Durante mucho tiempo, las lámparas utilizadas para el curado de polvo eran bastante sencillas. Solo generaban calor, y uno esperaba que todo funcionara bien. Pero las cosas están cambiando. Ahora existen lámparas que realmente “hablan” con tu sistema: tubos equipados con sensores que envían datos en tiempo real al PLC. No se trata de añadir dispositivos sofisticados solo por gusto. Se trata de eliminar la incertidumbre en cuanto al nivel de calor generado.
El problema de “configurarlo y olvidarse”
La mayoría de las lámparas infrarrojas funcionan con una tensión y potencia fijas. Las conectas, configuras el temporizador y esperas que el polvo se cure perfectamente. Pero el problema es que el calor no es constante. A medida que los tubos envejecen, o si la velocidad del transportador cambia aunque sea un poco, la densidad de calor disminuye. No te das cuenta de ello hasta que ves que algunas piezas no se han curado adecuadamente.
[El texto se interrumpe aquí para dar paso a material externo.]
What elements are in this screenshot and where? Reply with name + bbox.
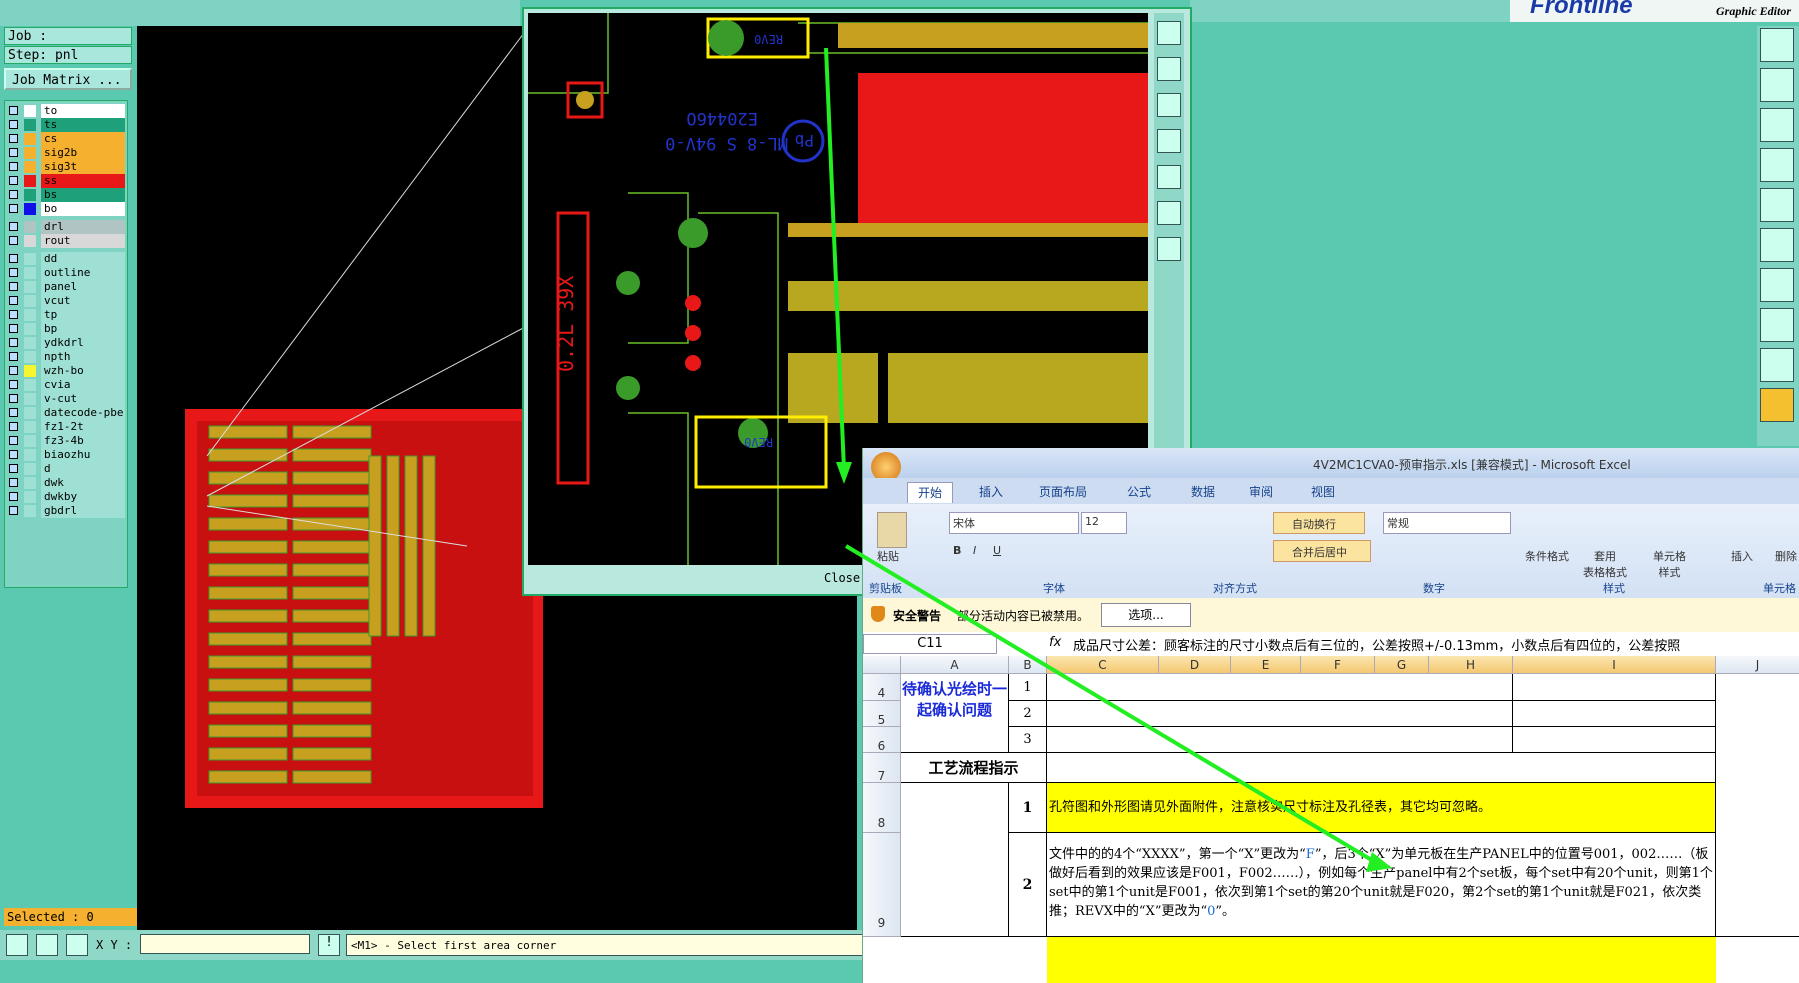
annotation-arrows bbox=[824, 47, 1392, 872]
arrow-head bbox=[1366, 852, 1392, 872]
arrow-head bbox=[836, 462, 852, 484]
green-arrow bbox=[824, 47, 846, 471]
green-arrow bbox=[844, 544, 1382, 867]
Al instalar sensores IoT dentro de la carcasa de la lámpara, puedes conocer la temperatura real de su superficie y el consumo de corriente en tiempo real. La lámpara te avisa cuando está a punto de fallar, evitando así que desperdicies piezas. Ya no es necesario realizar inspecciones manuales.
Conocer el estado de tu línea de producción
En los próximos años, veremos cómo esta tecnología del “Internet de las Cosas” se aplicará a nivel de los tubos. Imagina lámparas que puedan informar sobre su propio estado. Si un tubo en la zona 3 consume un 10% menos de energía que otro en la zona 2, el sistema lo señala. No necesitas buscar el punto débil; la máquina te indica cuál tubo reemplazar. Esto te proporciona un registro digital de cada ciclo de trabajo. De esta manera, puedes reducir las variaciones que suelen causar problemas en las líneas de recubrimiento.
Las desventajas (y cómo resolverlas)
Claro, existe un compromiso. La electrónica y el calor extremo no van bien juntos. Para que la lámpara “hable”, debemos proteger los sensores y chips de la radiación intensa que emana del revestimiento de cuarzo. Eso significa necesitar un blindaje mejor y cableado especializado que no se derrita. Claro, eso requiere más espacio y cuesta más al principio. Pero si consideras la cantidad de piezas defectuosas que se evitan y el tiempo de inactividad que se reduce, realmente vale la pena. Asegúrate de que tus sistemas de refrigeración estén bien configurados, de lo contrario, podrías dañar los mismos sensores que deberían ayudarte.